Rebecca Tendai Gurupira, who is based at the Zimbabwe West Conference office, told UMNS that all church members were reported to be “very safe.”

Other United Methodists reported that people were mostly staying home following reports of the military action.

The Rev. Tauri Emmanuel Maforo, pastor of St. Dorcas United Methodist Church in Harare, was holding a mid-week prayer service dedicated to praying for the country and the political situation.

The Rev. Tauri Emmanuel Maforo gives the sermon during a prayer service at St. Dorcas United Methodist Church in Harare, Zimbabwe, following a military takeover of the capital. ~ photo courtesy Promise Karuwenga.

Maforo said the church prayed for peace and prosperity in Zimbabwe.

“Relationships, trust and nationhood needs urgent healing. We pray therefore in Jesus’ mighty name for peaceful resolution of the current impasse. We pray that the God of peace sends peace to the hearts of all caught up in the middle of these complexities,” Mafaro said in his sermon.

Solomon Nyamundaya of St. Peters United Methodist Church said the situation in Harare was “tense, very tense.

“Our offices are near Parliament building and the army ordered us to evacuate at 10 o’clock in the morning.  I then returned home,” he said.

The Rev. Austern Chepiri, a member of the Zimbabwe Episcopal Area Board of Trustees, said he drove through Harare.

“It was tense but peaceful. There was a heavy military presence at all strategic buildings, like Parliament and government offices,” he said.

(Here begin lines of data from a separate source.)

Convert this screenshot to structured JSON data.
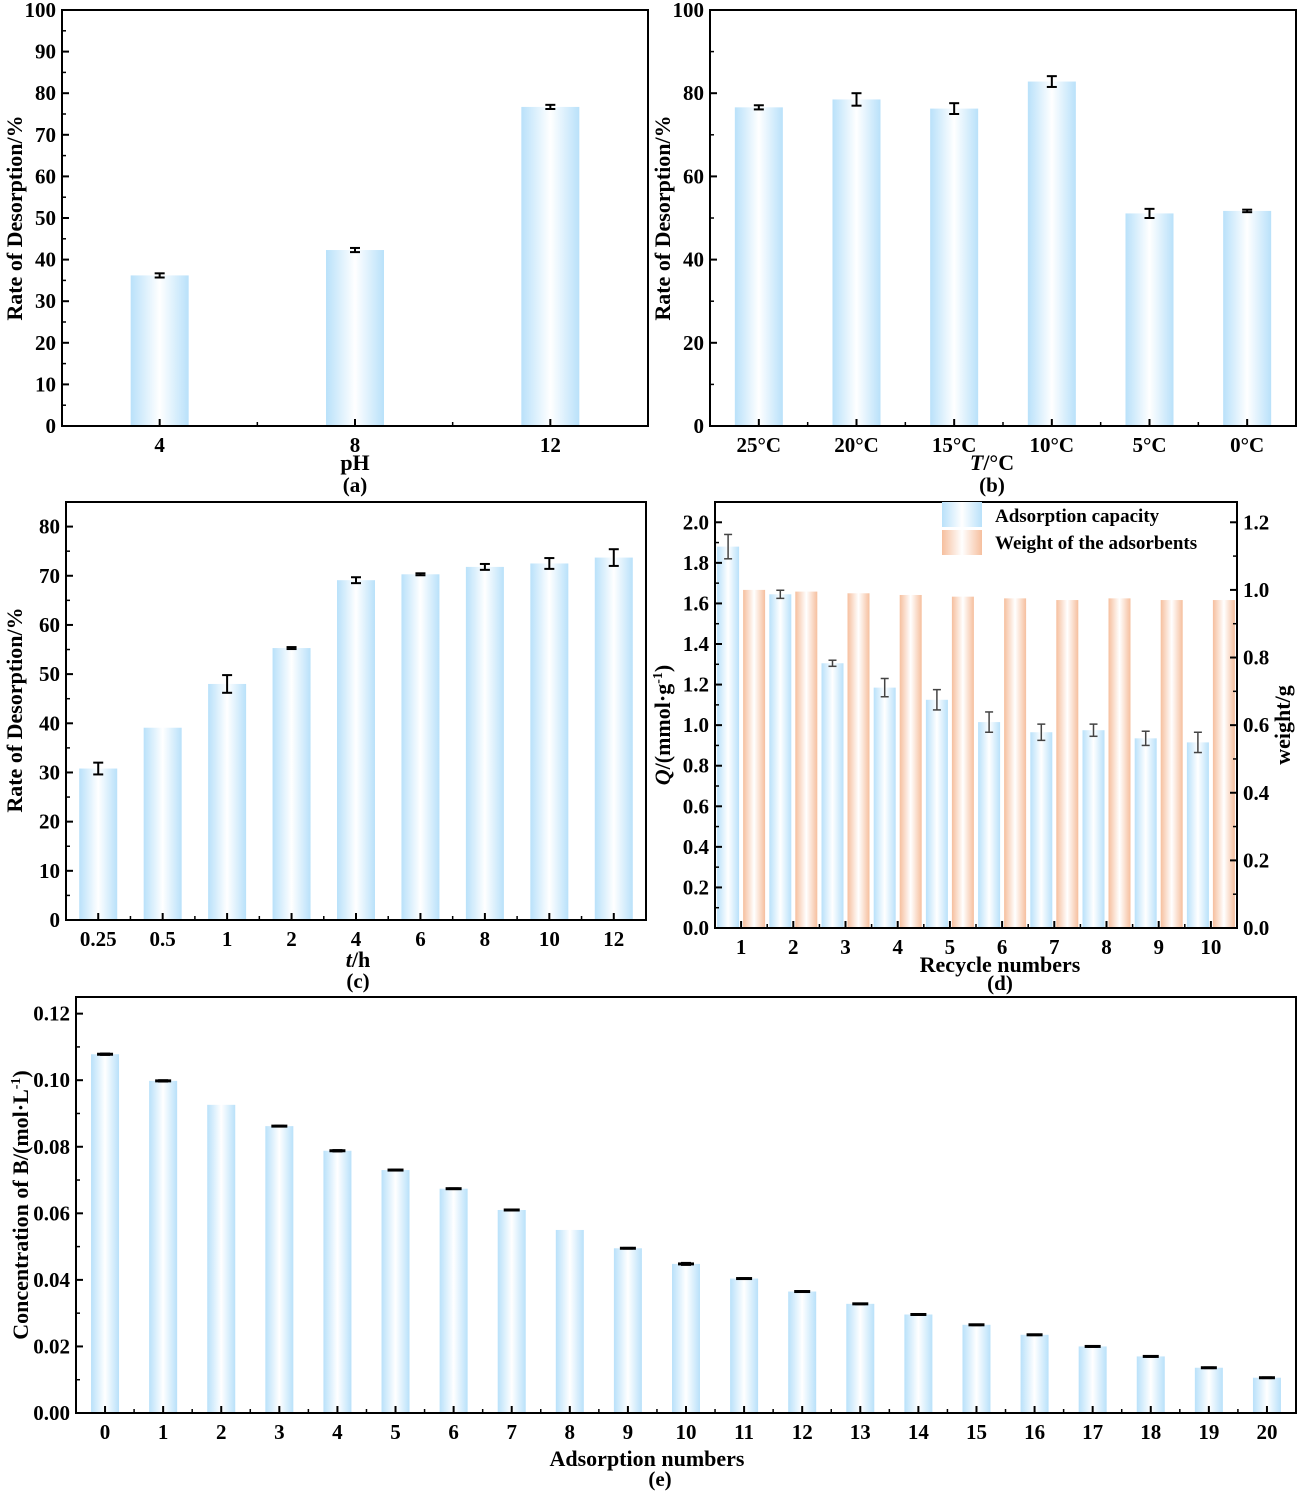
{
  "colors": {
    "blue_edge": "#b9e1fa",
    "blue_center": "#ffffff",
    "orange_edge": "#f6bf9e",
    "orange_center": "#ffffff",
    "axis": "#000000",
    "errorbar": "#000000",
    "errorbar_d": "#444444"
  },
  "chart_data": [
    {
      "id": "a",
      "type": "bar",
      "panel_label": "(a)",
      "title": "",
      "xlabel": "pH",
      "ylabel": "Rate of Desorption/%",
      "categories": [
        "4",
        "8",
        "12"
      ],
      "values": [
        36.2,
        42.3,
        76.7
      ],
      "errors": [
        0.5,
        0.5,
        0.5
      ],
      "ylim": [
        0,
        100
      ],
      "yticks": [
        0,
        10,
        20,
        30,
        40,
        50,
        60,
        70,
        80,
        90,
        100
      ],
      "grid": false
    },
    {
      "id": "b",
      "type": "bar",
      "panel_label": "(b)",
      "title": "",
      "xlabel_italic": "T",
      "xlabel_rest": "/°C",
      "ylabel": "Rate of Desorption/%",
      "categories": [
        "25°C",
        "20°C",
        "15°C",
        "10°C",
        "5°C",
        "0°C"
      ],
      "values": [
        76.6,
        78.5,
        76.3,
        82.8,
        51.1,
        51.7
      ],
      "errors": [
        0.5,
        1.5,
        1.3,
        1.3,
        1.1,
        0.3
      ],
      "ylim": [
        0,
        100
      ],
      "yticks": [
        0,
        20,
        40,
        60,
        80,
        100
      ],
      "grid": false
    },
    {
      "id": "c",
      "type": "bar",
      "panel_label": "(c)",
      "title": "",
      "xlabel_italic": "t",
      "xlabel_rest": "/h",
      "ylabel": "Rate of Desorption/%",
      "categories": [
        "0.25",
        "0.5",
        "1",
        "2",
        "4",
        "6",
        "8",
        "10",
        "12"
      ],
      "values": [
        30.8,
        39.1,
        48.0,
        55.3,
        69.1,
        70.3,
        71.8,
        72.5,
        73.7
      ],
      "errors": [
        1.2,
        0,
        1.8,
        0.2,
        0.6,
        0.2,
        0.6,
        1.1,
        1.7
      ],
      "ylim": [
        0,
        85
      ],
      "yticks": [
        0,
        10,
        20,
        30,
        40,
        50,
        60,
        70,
        80
      ],
      "grid": false
    },
    {
      "id": "d",
      "type": "bar",
      "panel_label": "(d)",
      "title": "",
      "xlabel": "Recycle numbers",
      "ylabel_italic": "Q",
      "ylabel_rest": "/(mmol·g",
      "ylabel_sup": "-1",
      "ylabel_close": ")",
      "ylabel_right": "weight/g",
      "categories": [
        "1",
        "2",
        "3",
        "4",
        "5",
        "6",
        "7",
        "8",
        "9",
        "10"
      ],
      "series": [
        {
          "name": "Adsorption capacity",
          "axis": "left",
          "values": [
            1.88,
            1.645,
            1.305,
            1.185,
            1.125,
            1.015,
            0.965,
            0.975,
            0.935,
            0.915
          ],
          "errors": [
            0.06,
            0.02,
            0.015,
            0.045,
            0.05,
            0.05,
            0.04,
            0.03,
            0.035,
            0.05
          ]
        },
        {
          "name": "Weight of the adsorbents",
          "axis": "right",
          "values": [
            1.0,
            0.995,
            0.99,
            0.985,
            0.98,
            0.975,
            0.97,
            0.975,
            0.97,
            0.97
          ]
        }
      ],
      "ylim": [
        0,
        2.1
      ],
      "yticks": [
        0.0,
        0.2,
        0.4,
        0.6,
        0.8,
        1.0,
        1.2,
        1.4,
        1.6,
        1.8,
        2.0
      ],
      "ylim_right": [
        0,
        1.26
      ],
      "yticks_right": [
        0.0,
        0.2,
        0.4,
        0.6,
        0.8,
        1.0,
        1.2
      ],
      "legend_position": "top-right",
      "grid": false
    },
    {
      "id": "e",
      "type": "bar",
      "panel_label": "(e)",
      "title": "",
      "xlabel": "Adsorption numbers",
      "ylabel": "Concentration of B/(mol·L",
      "ylabel_sup": "-1",
      "ylabel_close": ")",
      "categories": [
        "0",
        "1",
        "2",
        "3",
        "4",
        "5",
        "6",
        "7",
        "8",
        "9",
        "10",
        "11",
        "12",
        "13",
        "14",
        "15",
        "16",
        "17",
        "18",
        "19",
        "20"
      ],
      "values": [
        0.1078,
        0.0998,
        0.0926,
        0.0862,
        0.0788,
        0.073,
        0.0674,
        0.061,
        0.055,
        0.0495,
        0.0448,
        0.0404,
        0.0365,
        0.0328,
        0.0296,
        0.0265,
        0.0235,
        0.02,
        0.017,
        0.0136,
        0.0106
      ],
      "errors": [
        0.0002,
        0.0002,
        0,
        0.0001,
        0.0002,
        0.0001,
        0.0001,
        0.0001,
        0,
        0.0001,
        0.0003,
        0.0001,
        0.0001,
        0.0001,
        0.0001,
        0.0001,
        0.0001,
        0.0001,
        0.0001,
        0.0001,
        0.0001
      ],
      "ylim": [
        0,
        0.125
      ],
      "yticks": [
        0.0,
        0.02,
        0.04,
        0.06,
        0.08,
        0.1,
        0.12
      ],
      "grid": false
    }
  ]
}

The United Methodist Board of Global Ministries also is monitoring “the unfolding situation in Zimbabwe,” said Thomas Kemper, top executive, in a statement.

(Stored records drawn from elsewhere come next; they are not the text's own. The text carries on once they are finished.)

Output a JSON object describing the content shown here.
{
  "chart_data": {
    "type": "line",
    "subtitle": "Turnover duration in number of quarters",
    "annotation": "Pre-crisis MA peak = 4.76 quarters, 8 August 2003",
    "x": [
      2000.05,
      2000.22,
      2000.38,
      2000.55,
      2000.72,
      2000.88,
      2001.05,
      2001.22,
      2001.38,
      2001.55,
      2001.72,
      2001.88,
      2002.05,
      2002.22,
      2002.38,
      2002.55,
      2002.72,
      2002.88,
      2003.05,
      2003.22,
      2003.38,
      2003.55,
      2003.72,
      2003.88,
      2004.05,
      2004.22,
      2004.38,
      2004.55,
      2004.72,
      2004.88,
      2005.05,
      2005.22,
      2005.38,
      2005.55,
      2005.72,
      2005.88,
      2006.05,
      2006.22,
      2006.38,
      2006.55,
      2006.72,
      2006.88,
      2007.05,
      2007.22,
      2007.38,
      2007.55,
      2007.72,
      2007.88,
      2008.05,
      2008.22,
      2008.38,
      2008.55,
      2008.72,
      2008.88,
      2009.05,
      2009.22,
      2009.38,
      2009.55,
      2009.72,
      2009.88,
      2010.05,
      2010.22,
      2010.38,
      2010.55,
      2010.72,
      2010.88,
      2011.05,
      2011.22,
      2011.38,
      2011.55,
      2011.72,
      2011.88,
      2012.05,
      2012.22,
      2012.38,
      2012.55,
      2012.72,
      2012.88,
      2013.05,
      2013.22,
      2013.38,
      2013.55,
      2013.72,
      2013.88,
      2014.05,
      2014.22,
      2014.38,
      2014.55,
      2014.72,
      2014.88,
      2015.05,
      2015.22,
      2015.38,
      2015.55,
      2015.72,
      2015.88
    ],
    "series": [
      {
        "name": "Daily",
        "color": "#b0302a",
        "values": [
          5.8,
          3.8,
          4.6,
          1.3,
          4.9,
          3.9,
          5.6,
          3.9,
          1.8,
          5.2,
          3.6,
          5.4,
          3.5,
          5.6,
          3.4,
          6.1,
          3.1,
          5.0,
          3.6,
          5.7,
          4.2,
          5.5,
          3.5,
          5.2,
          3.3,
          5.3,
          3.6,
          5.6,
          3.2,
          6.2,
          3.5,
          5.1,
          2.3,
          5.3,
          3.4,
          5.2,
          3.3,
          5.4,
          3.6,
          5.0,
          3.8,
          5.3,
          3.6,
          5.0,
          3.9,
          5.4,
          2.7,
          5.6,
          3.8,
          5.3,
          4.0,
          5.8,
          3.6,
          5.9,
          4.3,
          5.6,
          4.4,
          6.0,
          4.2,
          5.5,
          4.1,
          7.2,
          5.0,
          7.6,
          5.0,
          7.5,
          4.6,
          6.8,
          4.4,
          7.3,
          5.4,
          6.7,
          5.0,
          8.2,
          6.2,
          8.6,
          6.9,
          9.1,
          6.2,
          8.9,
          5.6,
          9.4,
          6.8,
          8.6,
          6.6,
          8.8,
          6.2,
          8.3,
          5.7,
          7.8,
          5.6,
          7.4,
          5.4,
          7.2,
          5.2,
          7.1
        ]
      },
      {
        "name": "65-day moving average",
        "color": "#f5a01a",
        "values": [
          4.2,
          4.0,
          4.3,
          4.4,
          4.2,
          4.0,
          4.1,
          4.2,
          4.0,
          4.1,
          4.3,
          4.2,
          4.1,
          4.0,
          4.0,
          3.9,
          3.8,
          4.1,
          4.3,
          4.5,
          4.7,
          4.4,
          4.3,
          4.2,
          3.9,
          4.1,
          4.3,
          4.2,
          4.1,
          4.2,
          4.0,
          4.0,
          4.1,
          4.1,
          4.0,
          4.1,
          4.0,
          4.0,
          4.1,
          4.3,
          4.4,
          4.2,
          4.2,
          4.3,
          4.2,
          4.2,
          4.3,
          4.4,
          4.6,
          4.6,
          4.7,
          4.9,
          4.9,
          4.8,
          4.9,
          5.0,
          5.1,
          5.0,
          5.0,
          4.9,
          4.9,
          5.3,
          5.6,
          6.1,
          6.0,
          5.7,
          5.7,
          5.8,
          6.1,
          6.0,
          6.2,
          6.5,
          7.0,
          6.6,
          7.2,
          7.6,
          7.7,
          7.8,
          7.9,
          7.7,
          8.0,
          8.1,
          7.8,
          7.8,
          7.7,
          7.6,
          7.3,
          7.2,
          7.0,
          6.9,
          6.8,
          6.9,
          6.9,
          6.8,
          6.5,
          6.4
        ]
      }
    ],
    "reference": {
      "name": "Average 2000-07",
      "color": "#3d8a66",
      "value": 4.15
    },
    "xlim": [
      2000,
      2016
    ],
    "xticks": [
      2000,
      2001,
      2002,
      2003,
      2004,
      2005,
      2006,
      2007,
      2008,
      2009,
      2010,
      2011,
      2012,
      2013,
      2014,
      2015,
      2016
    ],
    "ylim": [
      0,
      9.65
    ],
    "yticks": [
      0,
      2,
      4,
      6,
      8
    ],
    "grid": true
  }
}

The mission agency has heard from nearly all of its community of missionaries and personnel with the United Methodist Committee on Relief in Zimbabwe, who are “safe at this moment,” the statement said.

“We are very thankful that no bloodshed has been reported in the current contention between President Robert Mugabe and the armed force. May that continue to be the case.

“We at Global Ministries pray for a peaceful outcome to contending political agendas and that Zimbabwe will emerge with a strong democratic framework in which all citizens may participate without fear, intimidation or reprisals,” the statement said. “We also pray for a future with a stable political and economic foundation.”